Neuromuscular
Last updated
Last updated
Duchenne muscular dystrophy (DMD) is an X-linked disorder that is the result of a deficiency of dystrophin (subsarcolemmal cytoskeletal protein).
An overwhelming majority of the genetic defects are deletions to the dystrophin gene, causing absence of the protein.
DMD is the most common lethal muscular dystrophy.
Becker muscular dystrophy (BMD) is also an X-linked disorder that is similar in pathogenesis to DMD, but the symptoms are much less severe and the progression of symptoms occurs more slowly.
Patients with Becker muscular dystrophy have an abnormal copy of the dystrophin protein, rather than an absence.
The onset of DMD occurs between the ages of 2 and 6.
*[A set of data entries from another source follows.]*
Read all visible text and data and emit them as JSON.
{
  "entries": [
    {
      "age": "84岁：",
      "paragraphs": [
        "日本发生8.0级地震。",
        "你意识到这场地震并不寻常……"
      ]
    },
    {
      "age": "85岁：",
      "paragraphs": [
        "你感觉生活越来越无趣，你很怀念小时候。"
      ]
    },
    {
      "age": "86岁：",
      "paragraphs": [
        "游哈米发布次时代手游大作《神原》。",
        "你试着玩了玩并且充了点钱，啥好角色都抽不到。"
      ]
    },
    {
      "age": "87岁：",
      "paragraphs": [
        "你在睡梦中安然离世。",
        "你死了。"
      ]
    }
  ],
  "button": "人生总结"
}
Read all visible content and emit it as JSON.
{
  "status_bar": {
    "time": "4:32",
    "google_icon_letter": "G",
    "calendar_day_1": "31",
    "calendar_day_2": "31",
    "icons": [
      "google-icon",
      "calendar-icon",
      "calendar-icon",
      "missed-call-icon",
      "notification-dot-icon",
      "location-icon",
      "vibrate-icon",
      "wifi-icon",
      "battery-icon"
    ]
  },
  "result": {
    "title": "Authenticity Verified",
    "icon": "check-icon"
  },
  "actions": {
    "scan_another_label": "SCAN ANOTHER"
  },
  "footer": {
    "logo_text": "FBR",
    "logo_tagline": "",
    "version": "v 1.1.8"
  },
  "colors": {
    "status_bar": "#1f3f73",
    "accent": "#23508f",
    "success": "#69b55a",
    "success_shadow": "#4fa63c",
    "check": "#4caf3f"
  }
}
The weakness associated with Duchenne muscular dystrophy can present in the following ways:
Difficulty standing up and walking
Progressive clumsiness and easy fatigability
Waddling gait
Positive Gower maneuver, which is where the child will be observed pushing on their thighs with their hands in order to stand up
The weakness associated with DMD occurs in proximal muscles before distal muscles.
Pseudohypertrophy of the calf muscles due to fatty infiltration can be seen during physical examination.
Dilated cardiomyopathy may also be associated with DMD due to fibrosis of the left ventricular wall.
Myotonic dystrophy is an autosomal dominant muscular dystrophy that can present both in childhood and early adulthood.
Myotonic dystrophy is caused by trinucleotide repeats and the severity of the disease is determined by the number of repeats. While many genes are affected, skeletal muscle chloride channel dysfunction is responsible for the myotonia.
Myotonia is a slowed relaxation following a normal muscle contraction and is most prominent in the early stages of the illness. It is aggravated by cold and stress, and is seen most consistently in facial, jaw, tongue, and hand intrinsic muscles.
Other symptoms of myotonic dystrophy include:
Muscle weakness
Insulin resistance
Cardiac abnormalities including increased risk of cardiomyopathy, heart failure, conduction disorders, and arrhythmias
Cataracts
Testicular failure
Genetic testing using PCR or southern blot assay is the test of choice for patients with suspected muscular dystrophy. While muscle biopsy used to be the initial test of choice it is now used to confirm diagnosis in patients in which genetic testing is negative or inconclusive.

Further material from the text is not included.